History

Lisle International was established as The Lisle Fellowship in 1936. The founders, Dr. DeWitt and Edna Baldwin, were former Methodist missionaries in Burma who wanted to develop an educational experience – multicultural, interracial and interfaith – to foster increased interaction between U.S. and international students studying on college campuses. This was a radical idea in the 1930’s. Lisle’s pioneering model of student programs involving group interaction, community living, reflection and community service was unique. The Lisle name derived from the rural upstate New York town of Lisle which was the first site for these groundbreaking intercultural education programs.

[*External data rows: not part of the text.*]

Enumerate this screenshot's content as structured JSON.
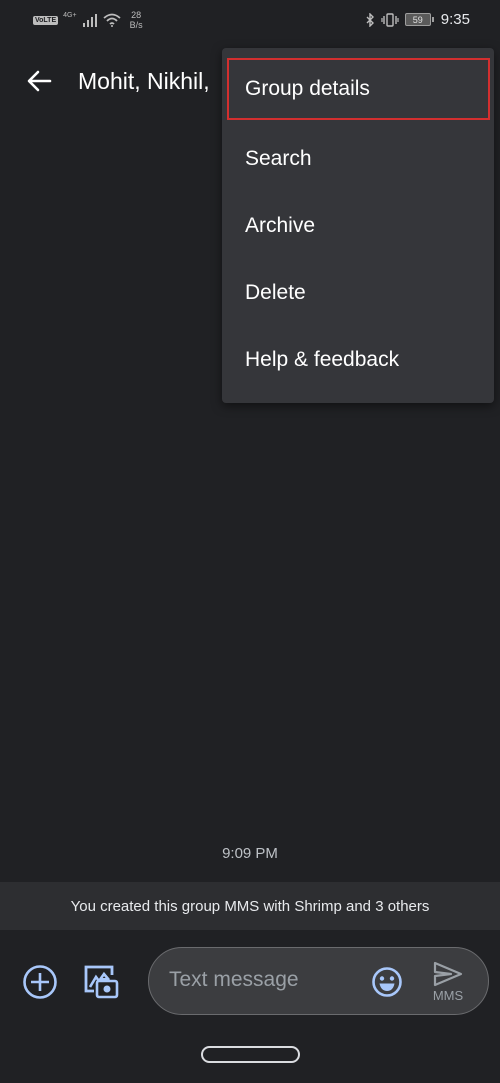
{
  "status_bar": {
    "volte": "VoLTE",
    "network": "4G+",
    "speed_value": "28",
    "speed_unit": "B/s",
    "battery": "59",
    "time": "9:35"
  },
  "app_bar": {
    "title": "Mohit, Nikhil,",
    "back_icon": "arrow-left-icon"
  },
  "menu": {
    "items": [
      {
        "label": "Group details",
        "highlighted": true
      },
      {
        "label": "Search"
      },
      {
        "label": "Archive"
      },
      {
        "label": "Delete"
      },
      {
        "label": "Help & feedback"
      }
    ],
    "highlight_color": "#d32f2f"
  },
  "conversation": {
    "timestamp": "9:09 PM",
    "system_message": "You created this group MMS with Shrimp  and 3 others"
  },
  "compose": {
    "placeholder": "Text message",
    "value": "",
    "send_label": "MMS",
    "icons": [
      "add-circle-icon",
      "gallery-camera-icon",
      "emoji-icon",
      "send-icon"
    ],
    "accent_color": "#a8c7fa"
  }
}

From 1936 until 1952, Lisle sponsored summer programs (called “units”) for students within the United States. The first international Lisle unit was conducted in Denmark in 1952 and since that time, programs have been held in 21 nations. Lisle programs were based on a unique model of intercultural education and work experience. This model incorporates intimate involvement in community life, reflective group experience, sensitivity to the variety of human perspectives, the development of personal values, and the creating of a sense of world-mindedness.

The Baldwins, known as “Uncle Si and Aunt Edna” by friends all over the world, remained closely associated with Lisle throughout their lives, into the 1990’s. As early as 1958, they led what was probably the first student exchange of the cold war to the Soviet Union. In the mid-1970’s, Uncle Si promoted the concept of a National Academy of Peace, which evolved into the 1984 United States Institute of Peace, set up to encourage scholarly studies of international diplomacy and conflict resolution.

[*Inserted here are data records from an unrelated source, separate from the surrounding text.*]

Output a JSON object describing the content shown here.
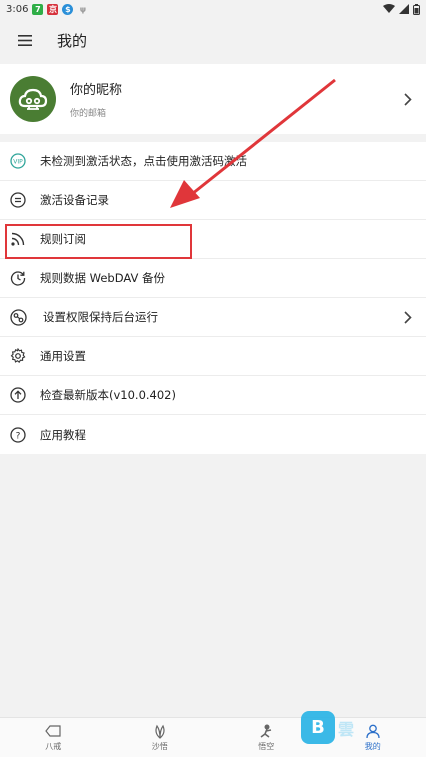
{
  "status_bar": {
    "time": "3:06",
    "notifications": [
      {
        "icon": "green-app-icon",
        "glyph": "7",
        "color": "#2fae47"
      },
      {
        "icon": "red-app-icon",
        "glyph": "京",
        "color": "#d6323c"
      },
      {
        "icon": "blue-app-icon",
        "glyph": "$",
        "color": "#2a8fd8"
      },
      {
        "icon": "misc-app-icon",
        "glyph": "ψ",
        "color": "#9a9a9a"
      }
    ]
  },
  "app_bar": {
    "title": "我的"
  },
  "profile": {
    "nickname": "你的昵称",
    "email": "你的邮箱"
  },
  "menu": [
    {
      "icon": "activation-key-icon",
      "label": "未检测到激活状态，点击使用激活码激活",
      "chevron": false
    },
    {
      "icon": "device-record-icon",
      "label": "激活设备记录",
      "chevron": false
    },
    {
      "icon": "rss-feed-icon",
      "label": "规则订阅",
      "chevron": false
    },
    {
      "icon": "backup-clock-icon",
      "label": "规则数据 WebDAV 备份",
      "chevron": false
    },
    {
      "icon": "background-run-icon",
      "label": "设置权限保持后台运行",
      "chevron": true
    },
    {
      "icon": "gear-icon",
      "label": "通用设置",
      "chevron": false
    },
    {
      "icon": "upload-arrow-icon",
      "label": "检查最新版本(v10.0.402)",
      "chevron": false
    },
    {
      "icon": "help-icon",
      "label": "应用教程",
      "chevron": false
    }
  ],
  "bottom_nav": [
    {
      "icon": "tag-icon",
      "label": "八戒",
      "active": false
    },
    {
      "icon": "leaf-icon",
      "label": "沙悟",
      "active": false
    },
    {
      "icon": "monkey-icon",
      "label": "悟空",
      "active": false
    },
    {
      "icon": "person-icon",
      "label": "我的",
      "active": true
    }
  ],
  "watermark": {
    "logo": "B",
    "text": "雲"
  },
  "colors": {
    "accent": "#2b6fc9",
    "annotation": "#e0363a",
    "avatar": "#4a7d33"
  }
}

Though Lisle’s purposes have expanded and evolved, today Lisle continues to open minds to other cultures and other individuals, creating the possibility for world peace and understanding. Lisle is committed to a more just social order in which persons of all cultures, social classes, religious affiliations, nationalities, and political persuasions are full participants. Lisle believes that actions and plans must be rooted in a clear understanding of the hopes and aspirations of all people. However, idealism must be tempered with realistic vision. The future leadership of our world community demands experiences which develop emotional maturity, social sensitivity, self awareness, and appreciation of cultural diversity.

In 2004, Lisle embarked on a new approach to fostering global mindedness through a “seed grant” fund designed to support Lislers and others in their work to accomplish the goals of Lisle around the world. Lisle now funds three to six seed grant projects per year at locations around the world.